Blasco Sciarrino – Radical-Right Romanian Great War Veterans and their Transnational Influences, 1920-1939

 

 

 

Event Date: 15 – 17 May 2019
Richmond University – The American University in London
Queen’s Rd,
Richmond TW10 6JP

The Centre for Analysis of the Radical Right in partnership with Richmond, the American University in London presents:

A Century of Radical Right Extremism: New Approaches

Blasco Sciarrino (Central European University) – Radical-Right Romanian Great War Veterans and their Transnational Influences, 1920-1939

In analyzing the relationship between Great War veterans and far-right extremism in interwar Europe, recent studies stress how the ideological and organizational models provided by fascist regimes encouraged European ex-servicemen to radicalize towards their own countries’ far Rights.

Aiming to contribute to these new approaches, I analyze the relevance of foreign political trends for the radicalization of Romanian ex-combatants, between the two World Wars. Specifically, I focus on various fascist and far-right groups in which veterans were prominent, such as the Romanian National Fasces and the Romanian National Socialist Party.

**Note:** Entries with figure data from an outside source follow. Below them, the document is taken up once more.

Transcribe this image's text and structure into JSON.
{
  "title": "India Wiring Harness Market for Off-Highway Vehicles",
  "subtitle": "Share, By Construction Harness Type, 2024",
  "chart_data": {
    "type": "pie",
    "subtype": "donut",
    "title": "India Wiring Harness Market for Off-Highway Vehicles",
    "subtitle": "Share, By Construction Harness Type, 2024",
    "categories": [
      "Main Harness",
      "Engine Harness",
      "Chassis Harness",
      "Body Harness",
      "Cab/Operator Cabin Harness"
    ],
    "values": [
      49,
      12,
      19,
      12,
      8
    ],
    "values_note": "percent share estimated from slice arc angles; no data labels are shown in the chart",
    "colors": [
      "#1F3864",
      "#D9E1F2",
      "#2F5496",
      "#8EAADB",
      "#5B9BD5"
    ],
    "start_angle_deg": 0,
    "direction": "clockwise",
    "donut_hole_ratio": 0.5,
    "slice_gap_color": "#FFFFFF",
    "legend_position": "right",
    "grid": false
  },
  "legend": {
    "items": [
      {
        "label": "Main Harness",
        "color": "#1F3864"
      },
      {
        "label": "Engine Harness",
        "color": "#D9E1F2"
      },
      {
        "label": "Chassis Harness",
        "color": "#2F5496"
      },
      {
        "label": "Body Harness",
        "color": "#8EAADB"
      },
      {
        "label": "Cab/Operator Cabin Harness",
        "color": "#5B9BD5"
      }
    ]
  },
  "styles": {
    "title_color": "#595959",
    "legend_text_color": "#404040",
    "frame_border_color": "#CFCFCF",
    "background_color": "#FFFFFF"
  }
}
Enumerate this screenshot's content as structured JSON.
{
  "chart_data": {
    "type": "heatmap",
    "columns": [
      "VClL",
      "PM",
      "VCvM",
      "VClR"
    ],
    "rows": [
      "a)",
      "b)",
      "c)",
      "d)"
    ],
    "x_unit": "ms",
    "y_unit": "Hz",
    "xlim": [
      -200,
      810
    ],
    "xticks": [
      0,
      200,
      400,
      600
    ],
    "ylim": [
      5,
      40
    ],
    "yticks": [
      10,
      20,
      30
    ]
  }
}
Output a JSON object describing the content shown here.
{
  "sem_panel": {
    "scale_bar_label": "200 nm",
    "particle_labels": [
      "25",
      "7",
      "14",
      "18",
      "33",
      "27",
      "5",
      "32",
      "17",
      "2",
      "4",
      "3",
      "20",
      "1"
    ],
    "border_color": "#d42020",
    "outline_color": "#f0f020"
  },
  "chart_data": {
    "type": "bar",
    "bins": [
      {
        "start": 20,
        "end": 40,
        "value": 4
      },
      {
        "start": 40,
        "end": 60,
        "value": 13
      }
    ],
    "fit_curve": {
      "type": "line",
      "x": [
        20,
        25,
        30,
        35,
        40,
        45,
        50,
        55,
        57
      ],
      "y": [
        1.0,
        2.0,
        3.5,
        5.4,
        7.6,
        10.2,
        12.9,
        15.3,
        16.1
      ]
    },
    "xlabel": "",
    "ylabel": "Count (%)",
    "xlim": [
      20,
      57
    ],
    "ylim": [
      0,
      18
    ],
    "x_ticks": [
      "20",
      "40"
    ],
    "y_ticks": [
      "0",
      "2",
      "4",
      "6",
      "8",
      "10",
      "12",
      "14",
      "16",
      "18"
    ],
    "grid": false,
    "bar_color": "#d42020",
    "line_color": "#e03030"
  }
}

I look at how these organizations were inspired in their radical activism, to a relevant degree, by the examples provided by Mussolini’s Italy and Hitler’s Germany. I focus especially on how foreign fascist political myths influenced Romanian former fighters: chiefly, I consider Mussolini’s notion of ‘trenchocracy’, in other words the assumption that Great War veterans, having allegedly interiorized the political values of self-abnegation and assertiveness as a result of their combat experiences, had the right to overthrow parliamentarian elites in their own countries and build dictatorships.

Finally, I explain why these extremist organizations failed to significantly affect Romanian politics. In doing so, I focus mainly on the Romanian State’s resilient monopoly of violence, in addition to its ability to significantly satisfy some among the local veterans’ material demands.

Ultimately, my contribution points out the relevance of transnational entanglements, for the development of the radical Right’s ideological tenets and organizational practices. Moreover, it helps locate the main catalysts for the political radicalization of war veterans in the period after the Great War, rather than interpreting this extremism as the outcome of wartime combat experiences, with their allegedly-desensitizing effect over various ex-combatants’ moral values and political beliefs.